Acurruqué mis piernas en mi asiento y abracé mis rodillas con fuerza. Esto me hizo sentir segura. Luego, enterré mi rostro entre mis rodillas.
-Roberto -murmuré-. Honestamente, te envidio a veces.
—Todo el mundo me tiene envidia —dijo con una sonrisa sarcástica en sus labios.
Ese debe ser el idiota en él hablando.
-No en ese sentido. Lo que quiero decir es que envidio lo fuerte y valiente que eres. No parece que tengas miedo de nada en absoluto. Ah, excepto por los animales pequeños.
No se enojó esta vez. Me miró en silencio y dijo:
—No te molestes con halagos. No te llevará a ninguna parte.
-No estoy tratando de halagarte. -Abracé mis rodillas con fuerza y suspiré—. Eres fuerte y eso hace que las personas que te rodean parezcan débiles. Pero no estás dispuesto a proteger a nadie. Quizás así son las cosas. Cuanto más egoísta eres, más fuerte te vuelves.

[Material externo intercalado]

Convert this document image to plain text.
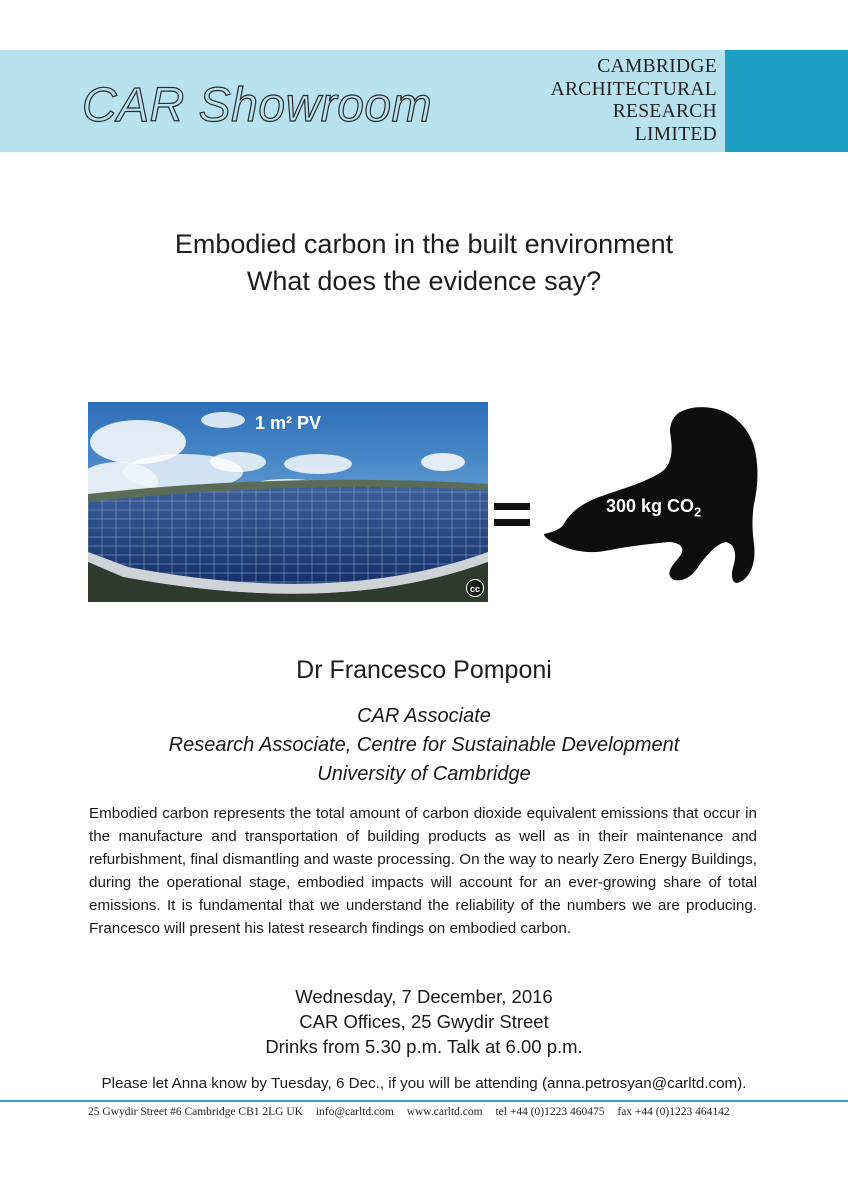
CAR Showroom
CAMBRIDGE
ARCHITECTURAL
RESEARCH
LIMITED
Embodied carbon in the built environment
What does the evidence say?
1 m² PV
cc
300 kg $CO_2$
Dr Francesco Pomponi
CAR Associate
Research Associate, Centre for Sustainable Development
University of Cambridge
Embodied carbon represents the total amount of carbon dioxide equivalent emissions that occur in the manufacture and transportation of building products as well as in their maintenance and refurbishment, final dismantling and waste processing. On the way to nearly Zero Energy Buildings, during the operational stage, embodied impacts will account for an ever-growing share of total emissions. It is fundamental that we understand the reliability of the numbers we are producing. Francesco will present his latest research findings on embodied carbon.
Wednesday, 7 December, 2016
CAR Offices, 25 Gwydir Street
Drinks from 5.30 p.m. Talk at 6.00 p.m.
Please let Anna know by Tuesday, 6 Dec., if you will be attending (anna.petrosyan@carltd.com).
25 Gwydir Street #6 Cambridge CB1 2LG UK info@carltd.com www.carltd.com tel +44 (0)1223 460475 fax +44 (0)1223 464142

Agarró mi hombro con fuerza.
-Creo que entiendo lo que estás diciendo ahora. ¿Estás diciendo que soy egoísta?
Me estaba lastimando el hombro. Me eché a reír como una idiota.
-Así es -dije.
Me reí como tonta. Roberto me miró desconcertado. Luego, aflojó su agarre y, por suerte, también se echó a reír.
-¿Por qué te ríes? —le pregunté confundida.
-¿Cómo es eso de tu incumbencia? -Su risa llenó todo el auto. Se derramó por las ventanas y cruzó el cielo nocturno.
Tenía la sensación de que la risa de Roberto había sido genuina.
Entonces, el coche se detuvo a un lado de la carretera.
Miré hacia afuera. No habíamos llegado a la residencia de los Lafuente.
—¿Qué haces?
—Sal del coche —dijo. Abrió la puerta y salió.
-¿Qué quieres? -pregunté aterrorizada. ¿Fue algo que dije? ¿Me iba a matar?